Source: Jemal Countess

In countries with strict environmental laws, multinational corporations manage to operate with 29% lower domestic emissions on average. However, a disproportionately adverse effect occurs beyond the boundaries, where the same corporations ramp up to 43% more emissions in other nations with laxer regulations. These countries, dubbed ‘pollution havens’, are mostly developing countries that anticipate higher foreign direct investments with weaker environmental regulations, as most leaders insist that a tradeoff exists between climate response and economic growth. As a result, elevated capital movement is recorded from heavily-pollutive industries into countries that are willing to hamper climate action to boost economies. 

A recent example of this tradeoff is highlighted by the Minister of Natural Resources, Energy and Climate Change with his support for the approval of the Environmental Impact Assessment (EIA) of the controversial Penang South Islands reclamation project. The minister had stated that the economy can only grow with development projects and claimed that the project had been conditionally approved after nearly two years, alluding to the environmental commitment and rigour. However, the project received intense backlash from local fisheries and other environmental conservation groups due to its probable detriment to marine life and biodiversity.

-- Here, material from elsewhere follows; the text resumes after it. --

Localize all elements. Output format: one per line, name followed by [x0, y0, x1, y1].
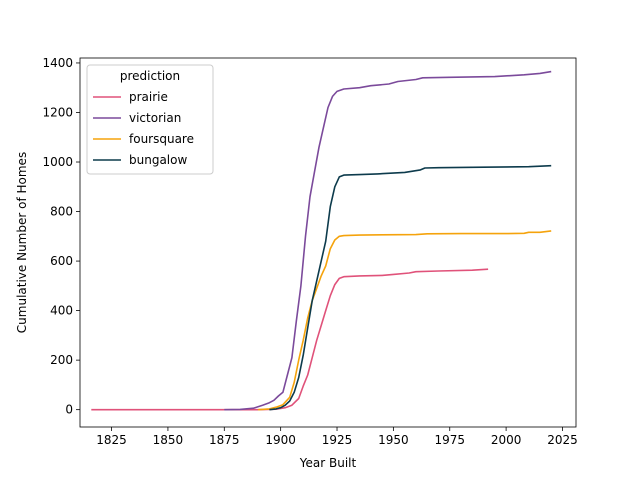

To an extent, this raises a multitude of different questions: are developing countries actively set back by climate resistance? Why are these nations shouldered with equal magnitudes of climate responsibility as developed nations that were able to grow their economies as historically major polluters (e.g., the U.S., United Kingdom, Germany)?

Unfortunately, this decision is for the national leaders and governments to make again, whether they would propose and implement an equitable international climate response plan, or shift blame. As we traverse the climate emergency with hope and concern, the world knows that it cannot be a matter of time because hurricanes and heat waves have already begun.